Fresh sourdough is a bit of a temperamental food. Sometimes it feels like it goes stale in the blink of an eye, turning from perfectly soft to dry overnight and writing off all your delicious sandwich plans. This is even more true when it's not a store-bought loaf, as homemade bread tends to expire faster. However, the next time this happens, don't give up on your lunch plans quite so soon — there is an easy fix that can bring your sourdough loaf back to life in minutes. And it requires nothing but some running water and heat.

This may sound a bit off the wall, but to restore your bread, you need to wet the loaf with water. That's right — give the loaf a dunk under the faucet to dampen the exterior.
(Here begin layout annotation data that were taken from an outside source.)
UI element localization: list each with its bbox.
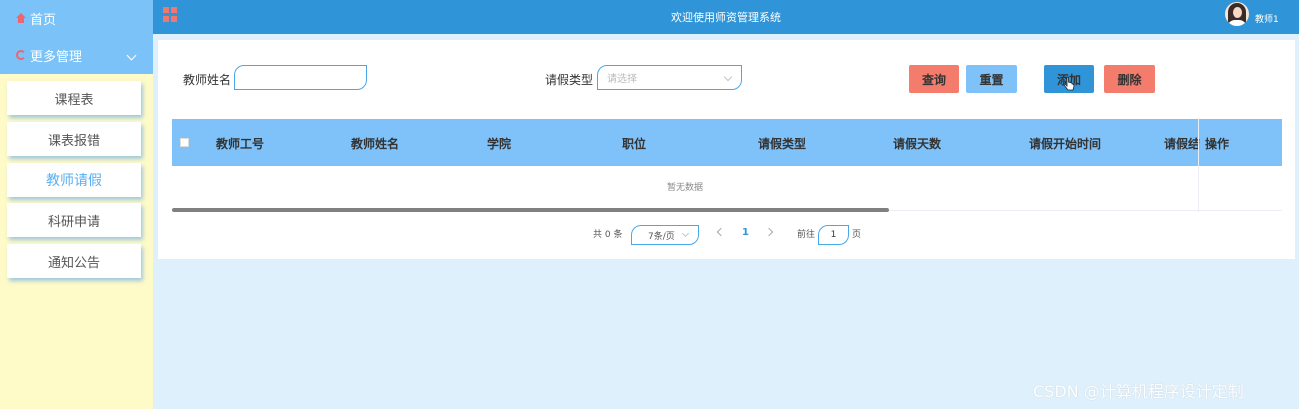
reset-button[interactable]: 重置 (966, 65, 1017, 93)
page-size-select[interactable]: 7条/页 (631, 225, 699, 245)
pagination-total: 共 0 条 (593, 230, 623, 240)
column-header: 请假天数 (893, 137, 942, 151)
chevron-down-icon (723, 72, 733, 82)
column-header: 请假结 (1164, 137, 1201, 151)
menu-icon (16, 50, 26, 60)
operation-column-header: 操作 (1198, 119, 1282, 166)
column-header: 学院 (487, 137, 512, 151)
watermark: CSDN @计算机程序设计定制 (1033, 382, 1244, 401)
chevron-down-icon (681, 229, 690, 238)
sidebar-item-research-apply[interactable]: 科研申请 (7, 203, 141, 237)
sidebar-top-menu: 首页 更多管理 (0, 0, 153, 74)
main-panel: 教师姓名 请假类型 请选择 查询 重置 添加 删除 教师工号 教师姓名 学院 职… (158, 40, 1295, 259)
column-header: 教师姓名 (351, 137, 400, 151)
sidebar-item-label: 更多管理 (30, 49, 83, 65)
page-size-value: 7条/页 (648, 231, 675, 242)
sidebar-item-teacher-leave[interactable]: 教师请假 (7, 163, 141, 197)
sidebar-item-home[interactable]: 首页 (16, 9, 57, 28)
avatar[interactable] (1225, 2, 1249, 26)
leave-type-placeholder: 请选择 (607, 74, 637, 85)
leave-type-label: 请假类型 (545, 73, 594, 87)
sidebar-item-notice[interactable]: 通知公告 (7, 244, 141, 278)
top-header: 欢迎使用师资管理系统 教师1 (153, 0, 1299, 34)
sidebar-item-label: 首页 (30, 12, 57, 28)
column-header: 请假类型 (758, 137, 807, 151)
leave-type-select[interactable]: 请选择 (597, 65, 742, 90)
column-header: 操作 (1205, 137, 1230, 151)
goto-page-input[interactable]: 1 (818, 225, 849, 245)
sidebar: 首页 更多管理 课程表 课表报错 教师请假 科研申请 通知公告 (0, 0, 153, 409)
column-header: 请假开始时间 (1029, 137, 1102, 151)
delete-button[interactable]: 删除 (1104, 65, 1155, 93)
horizontal-scrollbar[interactable] (172, 208, 889, 212)
sidebar-item-schedule[interactable]: 课程表 (7, 81, 141, 115)
teacher-name-input[interactable] (234, 65, 367, 90)
goto-label: 前往 (797, 230, 816, 240)
hand-cursor-icon (1063, 77, 1075, 91)
home-icon (16, 13, 26, 23)
next-page-icon[interactable] (764, 227, 774, 237)
page-title: 欢迎使用师资管理系统 (671, 11, 781, 24)
table-header: 教师工号 教师姓名 学院 职位 请假类型 请假天数 请假开始时间 请假结 (172, 119, 1282, 166)
prev-page-icon[interactable] (716, 227, 726, 237)
query-button[interactable]: 查询 (909, 65, 959, 93)
current-page[interactable]: 1 (742, 227, 749, 238)
user-name[interactable]: 教师1 (1255, 12, 1279, 25)
chevron-down-icon[interactable] (126, 50, 137, 61)
sidebar-item-more[interactable]: 更多管理 (16, 46, 83, 65)
empty-text: 暂无数据 (666, 182, 703, 193)
column-header: 教师工号 (216, 137, 265, 151)
column-header: 职位 (622, 137, 647, 151)
operation-column-body (1198, 166, 1282, 212)
page-unit-label: 页 (852, 230, 862, 240)
select-all-checkbox[interactable] (180, 138, 189, 147)
teacher-name-label: 教师姓名 (183, 73, 232, 87)
sidebar-item-schedule-error[interactable]: 课表报错 (7, 122, 141, 156)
From there, throw the wet bread straight into a hot oven for around eight to 12 minutes, depending on the size. Some advice online suggests you wet the base of the loaf, some say the top, others say to wrap it in aluminum foil — but the trick I learnt from bakers themselves was to wet the whole loaf and put it straight into the oven as it is. I ran a sandwich business for four years, and we worked exclusively with a sourdough bakery, so you better believe all those daily bread deliveries added up fast. Leftover loaves were inevitable (and honestly, one of the perks of the job), and this was how I was taught from the bakers themselves to bring older sourdough back to life.

How this trick actually works

The reason this trick works is because once in the oven, the water will turn into steam and rehydrate the sourdough's interior, bringing it surprisingly close to the fresh and soft loaf it was just a few days before. While the texture won't be the exact same, it's pretty darn close, and the sourdough's signature flavor will also still be intact. Ultimately, however, it should be noted that this little water-and-oven trick works best when the bread still has some life left in it. If your loaf is rock hard and fully dried out, then the small amounts of water that remain won't allow the texture to recover in the same way. And that won't change no mater how much water you douse it in. You still have other options once your sourdough is past the point of no return, but at this point you need to pivot entirely and turn it into the likes of sourdough croutons, a sourdough bread and butter pudding, or sourdough French toast.